The new cancer immunotherapy is revolutionising the treatment of cancer, and the lessons learnt from cancer can also be applied to HIV. In 2015, there were 36.7 million people living with HIV globally. Professor Carl H. June, director of translational research in University of Pennsylvania’s Abramson Cancer Center, who is considered the 'father of cancer immunotherapy', says, “We are only a year away from the US Food and Drug Administration [FDA] approval for gene transfer using CAR T-cells for cancer [chimeric antigen receptor T-cells is a technology that modifies patients’ own cells to attack their cancers]. There is emerging data that those similar approaches in cancer will also have promise in HIV. We have learnt that the part of the immune problem with cancer is the same as HIV. So the cancer therapies will provide the field with the infrastructure to move towards more cure research for HIV.”

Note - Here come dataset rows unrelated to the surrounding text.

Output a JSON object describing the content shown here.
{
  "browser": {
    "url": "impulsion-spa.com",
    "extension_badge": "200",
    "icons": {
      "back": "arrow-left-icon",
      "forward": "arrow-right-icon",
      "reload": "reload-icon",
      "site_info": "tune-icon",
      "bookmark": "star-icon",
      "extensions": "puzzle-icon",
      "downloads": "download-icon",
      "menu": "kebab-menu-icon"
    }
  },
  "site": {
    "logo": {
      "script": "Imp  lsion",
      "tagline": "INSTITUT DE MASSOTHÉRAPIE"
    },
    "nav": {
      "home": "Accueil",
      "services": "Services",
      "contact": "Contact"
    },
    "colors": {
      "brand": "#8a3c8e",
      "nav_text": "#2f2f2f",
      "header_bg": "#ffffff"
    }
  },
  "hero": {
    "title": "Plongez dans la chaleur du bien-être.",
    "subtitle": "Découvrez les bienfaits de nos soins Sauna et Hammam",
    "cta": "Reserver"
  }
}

Also, laboratories are working with pharmaceutical companies to take drugs that have gone through phase 1 clinical trials for one purpose and were not effective in that setting but were shown to be safe to see if they may perhaps work in cancer. For example, Bacillus Calmette-Guerin (BCG), which is a vaccine used to prevent tuberculosis, is an effective intravesical [drugs are put directly into the bladder through a catheter] immunotherapy for treating early-stage bladder cancer.
Many new drugs in development are now being awarded accelerated or breakthrough status by the US FDA, which gets them through phase 1, phase 2 and phase 3 trials much more quickly with smaller cohorts of patients.

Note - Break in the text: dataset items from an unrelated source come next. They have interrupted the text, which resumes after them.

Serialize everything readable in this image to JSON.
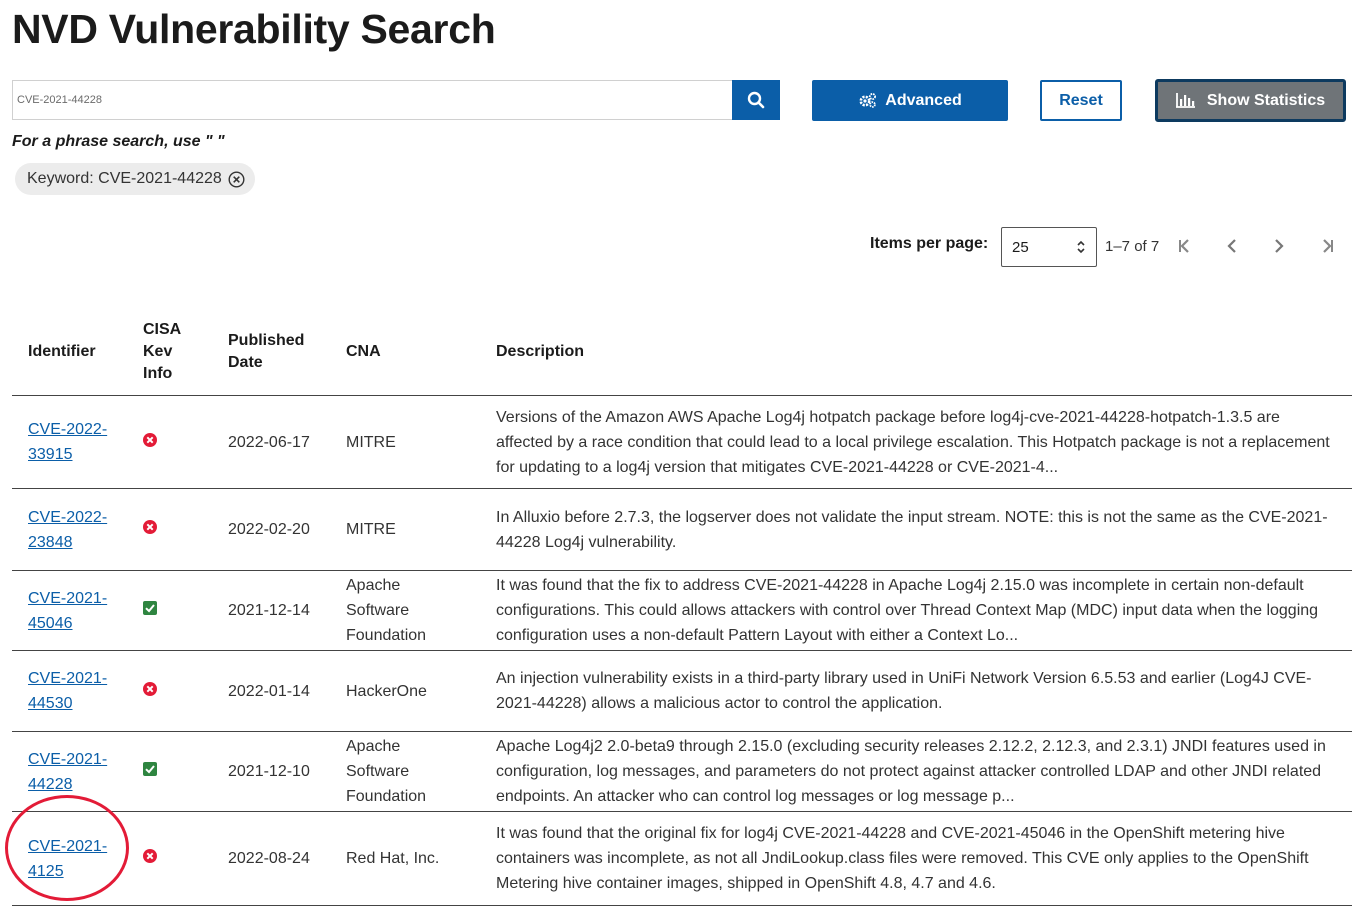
{
  "page_title": "NVD Vulnerability Search",
  "search": {
    "value": "CVE-2021-44228",
    "icon": "search-icon"
  },
  "buttons": {
    "advanced": "Advanced",
    "advanced_icon": "gears-icon",
    "reset": "Reset",
    "statistics": "Show Statistics",
    "statistics_icon": "bar-chart-icon"
  },
  "hint": "For a phrase search, use \" \"",
  "filter_chip": {
    "label": "Keyword: CVE-2021-44228",
    "icon": "close-circle-icon"
  },
  "pagination": {
    "items_per_page_label": "Items per page:",
    "items_per_page": "25",
    "range": "1–7 of 7",
    "icons": [
      "first-page-icon",
      "previous-page-icon",
      "next-page-icon",
      "last-page-icon"
    ]
  },
  "colors": {
    "primary": "#0b5ea8",
    "kev_no": "#e31b37",
    "kev_yes": "#2e8540",
    "annotation": "#e31b37"
  },
  "table": {
    "headers": {
      "identifier": "Identifier",
      "kev": "CISA Kev Info",
      "published": "Published Date",
      "cna": "CNA",
      "description": "Description"
    },
    "rows": [
      {
        "id_line1": "CVE-2022-",
        "id_line2": "33915",
        "kev": "no",
        "kev_icon": "x-circle-icon",
        "published": "2022-06-17",
        "cna_lines": [
          "MITRE"
        ],
        "description": "Versions of the Amazon AWS Apache Log4j hotpatch package before log4j-cve-2021-44228-hotpatch-1.3.5 are affected by a race condition that could lead to a local privilege escalation. This Hotpatch package is not a replacement for updating to a log4j version that mitigates CVE-2021-44228 or CVE-2021-4..."
      },
      {
        "id_line1": "CVE-2022-",
        "id_line2": "23848",
        "kev": "no",
        "kev_icon": "x-circle-icon",
        "published": "2022-02-20",
        "cna_lines": [
          "MITRE"
        ],
        "description": "In Alluxio before 2.7.3, the logserver does not validate the input stream. NOTE: this is not the same as the CVE-2021-44228 Log4j vulnerability."
      },
      {
        "id_line1": "CVE-2021-",
        "id_line2": "45046",
        "kev": "yes",
        "kev_icon": "check-square-icon",
        "published": "2021-12-14",
        "cna_lines": [
          "Apache",
          "Software",
          "Foundation"
        ],
        "description": "It was found that the fix to address CVE-2021-44228 in Apache Log4j 2.15.0 was incomplete in certain non-default configurations. This could allows attackers with control over Thread Context Map (MDC) input data when the logging configuration uses a non-default Pattern Layout with either a Context Lo..."
      },
      {
        "id_line1": "CVE-2021-",
        "id_line2": "44530",
        "kev": "no",
        "kev_icon": "x-circle-icon",
        "published": "2022-01-14",
        "cna_lines": [
          "HackerOne"
        ],
        "description": "An injection vulnerability exists in a third-party library used in UniFi Network Version 6.5.53 and earlier (Log4J CVE-2021-44228) allows a malicious actor to control the application."
      },
      {
        "id_line1": "CVE-2021-",
        "id_line2": "44228",
        "kev": "yes",
        "kev_icon": "check-square-icon",
        "published": "2021-12-10",
        "cna_lines": [
          "Apache",
          "Software",
          "Foundation"
        ],
        "description": "Apache Log4j2 2.0-beta9 through 2.15.0 (excluding security releases 2.12.2, 2.12.3, and 2.3.1) JNDI features used in configuration, log messages, and parameters do not protect against attacker controlled LDAP and other JNDI related endpoints. An attacker who can control log messages or log message p..."
      },
      {
        "id_line1": "CVE-2021-",
        "id_line2": "4125",
        "kev": "no",
        "kev_icon": "x-circle-icon",
        "published": "2022-08-24",
        "cna_lines": [
          "Red Hat, Inc."
        ],
        "description": "It was found that the original fix for log4j CVE-2021-44228 and CVE-2021-45046 in the OpenShift metering hive containers was incomplete, as not all JndiLookup.class files were removed. This CVE only applies to the OpenShift Metering hive container images, shipped in OpenShift 4.8, 4.7 and 4.6."
      }
    ]
  }
}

Cancer immunotherapy treatments, however, are currently prohibitively expensive and beyond the reach of most patients. For example, the price of Keytruda currently sits at about $8,800 [around 05.8 lakh] per dose. MacArthur suggests an access model similar to HIV therapies' to make these breakthrough medicines available to more patients worldwide. Participating in clinical trials is one way of accessing these treatments, but a majority of patients don’t participate in trials. “We need to change that paradigm because to my mind each patient’s best clinical care requires offering them experimental therapies if the current state-of-the-art therapies for their unique tumour are not adequate,” says Glimcher.

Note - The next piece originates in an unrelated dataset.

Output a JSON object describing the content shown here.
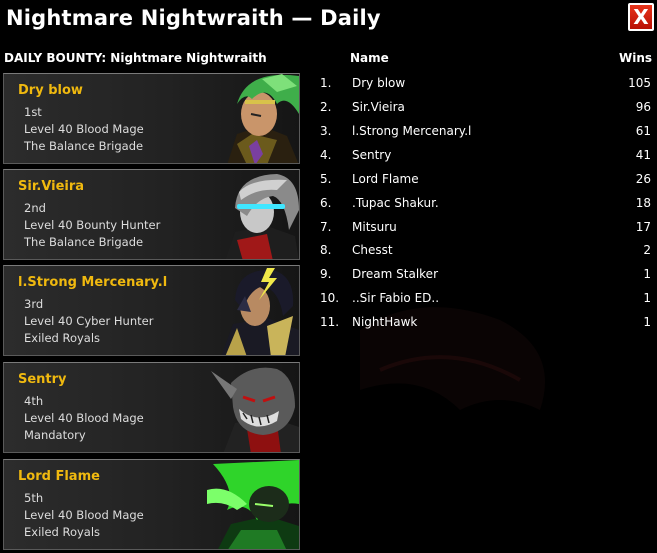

According to Glimcher, combination therapy is going to be the ultimate requirement so that no patient with cancer has to die of their disease. “Just as HIV and AIDS was converted from a uniformly lethal disease into a chronic disease,” she says, “we need to provide therapies such as vaccines, adopted T-cell transfer, checkpoint blockade and new agents like, we hope IRE1 inhibitors, that will reverse an immunosuppressant tumour microenvironment.”